What does YMCA stand for?

YMCA stands for Young Men’s Christian Association. This is a global movement with a large membership of more than forty five (45) million individuals from 124 affiliated national federations of the YMCAs.
Founded on June 6, 1844 in London England, the YMCA came about as a result of unhealthy social conditions following that end of the Industrial Revolution. From the beginning the organization intended to emphasize Christian principles and practices. The YMCA’s approach is symbolized by the inverse red triangle used by YMCAs around the world representing the YMCA mission of building a healthy spirit, mind, and body. The young men who migrated to London in search of work often lived in unsafe conditions and squalor thus the YMCA was committed to reinstating their life on the streets with bible study and prayer. The idea of the YMCA began among evangelicals and it was deemed somewhat odd because it impacted everyone regardless of their social class or church and this was not the norm in England at the time. Hence with this approach came the eventual inclusion of all men, women and children, regardless of race, religion or nationality in YMCAs.

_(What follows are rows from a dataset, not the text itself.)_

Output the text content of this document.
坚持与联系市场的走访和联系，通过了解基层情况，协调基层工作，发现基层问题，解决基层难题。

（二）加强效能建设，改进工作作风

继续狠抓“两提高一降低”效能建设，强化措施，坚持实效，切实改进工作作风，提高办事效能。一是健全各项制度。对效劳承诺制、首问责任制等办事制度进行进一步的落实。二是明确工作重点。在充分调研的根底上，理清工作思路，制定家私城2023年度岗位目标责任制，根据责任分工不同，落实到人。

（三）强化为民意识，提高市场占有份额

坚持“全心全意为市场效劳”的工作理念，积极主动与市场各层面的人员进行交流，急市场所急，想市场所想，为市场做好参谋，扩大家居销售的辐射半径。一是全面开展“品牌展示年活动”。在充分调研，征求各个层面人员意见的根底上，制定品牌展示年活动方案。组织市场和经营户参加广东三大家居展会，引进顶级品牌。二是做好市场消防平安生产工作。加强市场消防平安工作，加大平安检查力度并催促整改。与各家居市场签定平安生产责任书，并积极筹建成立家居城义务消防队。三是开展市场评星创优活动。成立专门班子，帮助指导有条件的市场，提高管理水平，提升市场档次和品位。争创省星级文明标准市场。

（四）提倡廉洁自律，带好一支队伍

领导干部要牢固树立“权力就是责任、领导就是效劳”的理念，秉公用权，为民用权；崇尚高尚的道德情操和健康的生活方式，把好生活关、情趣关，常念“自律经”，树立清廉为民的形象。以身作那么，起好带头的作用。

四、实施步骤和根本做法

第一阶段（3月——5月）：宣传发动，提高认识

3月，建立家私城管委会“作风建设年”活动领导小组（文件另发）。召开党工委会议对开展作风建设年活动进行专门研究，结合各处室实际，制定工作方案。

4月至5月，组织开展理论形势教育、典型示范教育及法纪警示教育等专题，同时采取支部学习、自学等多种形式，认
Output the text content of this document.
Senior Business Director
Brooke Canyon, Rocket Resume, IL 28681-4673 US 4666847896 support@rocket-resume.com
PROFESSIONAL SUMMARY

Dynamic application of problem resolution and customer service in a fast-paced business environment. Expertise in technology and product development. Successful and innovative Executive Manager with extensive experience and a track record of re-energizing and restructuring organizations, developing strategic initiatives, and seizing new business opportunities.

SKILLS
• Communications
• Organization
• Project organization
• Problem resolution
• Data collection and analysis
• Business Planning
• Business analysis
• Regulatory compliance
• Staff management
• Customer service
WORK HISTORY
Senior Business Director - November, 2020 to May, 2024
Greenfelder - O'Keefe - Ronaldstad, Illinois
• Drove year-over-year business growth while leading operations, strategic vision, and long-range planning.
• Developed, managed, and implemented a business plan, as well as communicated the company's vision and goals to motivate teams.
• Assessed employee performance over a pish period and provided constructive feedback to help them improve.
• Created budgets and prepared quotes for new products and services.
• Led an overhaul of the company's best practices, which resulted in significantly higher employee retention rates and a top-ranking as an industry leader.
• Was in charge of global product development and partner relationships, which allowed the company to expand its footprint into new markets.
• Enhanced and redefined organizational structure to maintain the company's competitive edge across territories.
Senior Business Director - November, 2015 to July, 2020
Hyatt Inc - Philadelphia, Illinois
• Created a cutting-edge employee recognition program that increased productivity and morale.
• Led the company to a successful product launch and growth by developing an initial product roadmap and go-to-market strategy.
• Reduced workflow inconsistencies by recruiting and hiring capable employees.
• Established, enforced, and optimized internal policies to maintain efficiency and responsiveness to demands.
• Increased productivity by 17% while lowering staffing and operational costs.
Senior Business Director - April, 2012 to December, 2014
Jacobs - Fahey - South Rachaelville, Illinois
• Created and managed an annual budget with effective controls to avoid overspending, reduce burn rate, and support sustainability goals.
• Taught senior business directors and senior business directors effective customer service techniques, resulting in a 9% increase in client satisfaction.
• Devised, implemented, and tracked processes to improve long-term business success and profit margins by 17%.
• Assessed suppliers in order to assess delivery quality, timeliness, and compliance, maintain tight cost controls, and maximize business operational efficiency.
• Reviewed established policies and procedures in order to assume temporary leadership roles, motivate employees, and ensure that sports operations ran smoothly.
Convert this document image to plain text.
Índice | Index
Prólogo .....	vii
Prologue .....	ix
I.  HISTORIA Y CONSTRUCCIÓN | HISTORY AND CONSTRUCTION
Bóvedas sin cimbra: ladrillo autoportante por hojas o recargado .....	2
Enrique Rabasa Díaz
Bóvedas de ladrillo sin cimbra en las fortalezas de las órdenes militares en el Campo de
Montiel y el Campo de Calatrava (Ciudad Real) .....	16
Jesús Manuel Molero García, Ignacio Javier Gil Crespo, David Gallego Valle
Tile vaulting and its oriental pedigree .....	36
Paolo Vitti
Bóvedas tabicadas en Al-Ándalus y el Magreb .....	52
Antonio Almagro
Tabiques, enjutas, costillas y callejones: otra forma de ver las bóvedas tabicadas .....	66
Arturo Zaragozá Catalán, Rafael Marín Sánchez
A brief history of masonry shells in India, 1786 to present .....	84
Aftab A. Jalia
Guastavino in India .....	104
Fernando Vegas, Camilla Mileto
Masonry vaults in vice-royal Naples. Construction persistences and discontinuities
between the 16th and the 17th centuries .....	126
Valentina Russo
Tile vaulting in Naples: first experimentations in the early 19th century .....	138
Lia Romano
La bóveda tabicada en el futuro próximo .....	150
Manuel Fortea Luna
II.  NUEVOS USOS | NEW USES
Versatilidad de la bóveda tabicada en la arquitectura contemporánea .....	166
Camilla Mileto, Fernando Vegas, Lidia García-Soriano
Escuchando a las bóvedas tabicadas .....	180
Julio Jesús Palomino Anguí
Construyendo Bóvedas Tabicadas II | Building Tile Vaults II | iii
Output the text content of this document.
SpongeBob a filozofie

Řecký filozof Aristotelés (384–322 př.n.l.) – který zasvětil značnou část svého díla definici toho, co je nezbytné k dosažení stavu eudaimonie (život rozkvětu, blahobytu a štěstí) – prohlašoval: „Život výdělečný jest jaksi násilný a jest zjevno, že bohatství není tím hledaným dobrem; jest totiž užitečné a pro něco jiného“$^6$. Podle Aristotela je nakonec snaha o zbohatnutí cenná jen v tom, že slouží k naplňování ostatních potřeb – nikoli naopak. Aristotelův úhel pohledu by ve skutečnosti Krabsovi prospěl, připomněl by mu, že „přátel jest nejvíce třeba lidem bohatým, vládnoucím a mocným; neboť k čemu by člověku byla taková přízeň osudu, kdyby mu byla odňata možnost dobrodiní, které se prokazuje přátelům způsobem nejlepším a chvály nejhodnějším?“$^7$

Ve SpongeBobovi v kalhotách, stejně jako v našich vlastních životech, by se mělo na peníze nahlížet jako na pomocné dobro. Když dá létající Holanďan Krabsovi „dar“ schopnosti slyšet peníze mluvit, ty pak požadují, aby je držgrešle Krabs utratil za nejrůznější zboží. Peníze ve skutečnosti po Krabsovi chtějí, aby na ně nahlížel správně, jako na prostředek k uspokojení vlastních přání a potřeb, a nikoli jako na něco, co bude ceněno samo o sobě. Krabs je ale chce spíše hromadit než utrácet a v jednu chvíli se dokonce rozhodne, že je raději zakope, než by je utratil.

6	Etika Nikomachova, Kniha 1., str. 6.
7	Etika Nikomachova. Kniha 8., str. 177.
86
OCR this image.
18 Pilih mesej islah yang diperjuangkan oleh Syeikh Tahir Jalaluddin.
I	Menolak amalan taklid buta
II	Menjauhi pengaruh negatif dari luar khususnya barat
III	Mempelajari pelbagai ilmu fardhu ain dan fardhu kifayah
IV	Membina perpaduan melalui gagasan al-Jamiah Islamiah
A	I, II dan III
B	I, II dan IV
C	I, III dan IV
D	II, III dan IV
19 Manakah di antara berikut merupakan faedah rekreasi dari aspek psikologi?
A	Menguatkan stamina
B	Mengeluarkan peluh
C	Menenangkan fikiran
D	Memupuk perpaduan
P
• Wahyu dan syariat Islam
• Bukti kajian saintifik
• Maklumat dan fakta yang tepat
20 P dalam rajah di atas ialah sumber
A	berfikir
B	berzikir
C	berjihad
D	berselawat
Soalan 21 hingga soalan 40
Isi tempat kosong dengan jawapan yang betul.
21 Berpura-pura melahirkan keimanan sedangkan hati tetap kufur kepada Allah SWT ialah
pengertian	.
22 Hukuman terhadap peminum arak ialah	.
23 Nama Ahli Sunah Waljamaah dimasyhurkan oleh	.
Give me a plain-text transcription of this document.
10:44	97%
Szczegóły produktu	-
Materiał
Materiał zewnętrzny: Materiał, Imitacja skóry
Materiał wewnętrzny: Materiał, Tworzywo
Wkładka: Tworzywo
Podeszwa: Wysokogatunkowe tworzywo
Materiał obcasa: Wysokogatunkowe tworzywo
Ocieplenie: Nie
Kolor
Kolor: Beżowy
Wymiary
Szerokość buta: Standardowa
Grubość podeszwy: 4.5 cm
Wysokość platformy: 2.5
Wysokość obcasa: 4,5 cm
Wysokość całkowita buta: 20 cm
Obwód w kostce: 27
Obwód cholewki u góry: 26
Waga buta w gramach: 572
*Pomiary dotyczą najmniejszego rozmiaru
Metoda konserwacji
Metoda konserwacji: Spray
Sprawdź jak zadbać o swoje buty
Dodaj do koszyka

The YMCA’s effort to address the social needs within a community was really a passion from the beginning. With its holistic approach to individual and social development it encompasses the spiritual, intellectual and physical methods of every one it touches.
The YMCA is a federated organization, which consists of local and national organizations in voluntary association. Today, the programs and the degree to which Christ and the Christian faith are emphasized in programs vary between individual YMCA associations.
Prior to the American Civil War, YMCA provided shelter, nursing and other support during the wartime. The YMCA raised and spent over $155,000,000 on welfare efforts for American soldiers during World War I. They organized and deployed over 25,000 staff in military units and bases from Siberia to Egypt to France. They took over the military’s morale and comfort operations worldwide.
During World War II the YMCA was also involved in supporting millions of Prisoners of War (POWs) and the organization also supported the Japanese-Americans in internment camps. They assisted the young men in leaving the camps to attend Springfield College and provided youth activities in the camps. Additionally, the YMCA was one of seven organizations that helped to found the USO during World War II.
YMCAs in the United States were built like hotel – type rooms known as residences or dormitories in the late 1950s. Most YMCAs throughout the world still maintain residences as an integral part of the programming. In the UK however, many of these have been sold and are being used for student accommodation.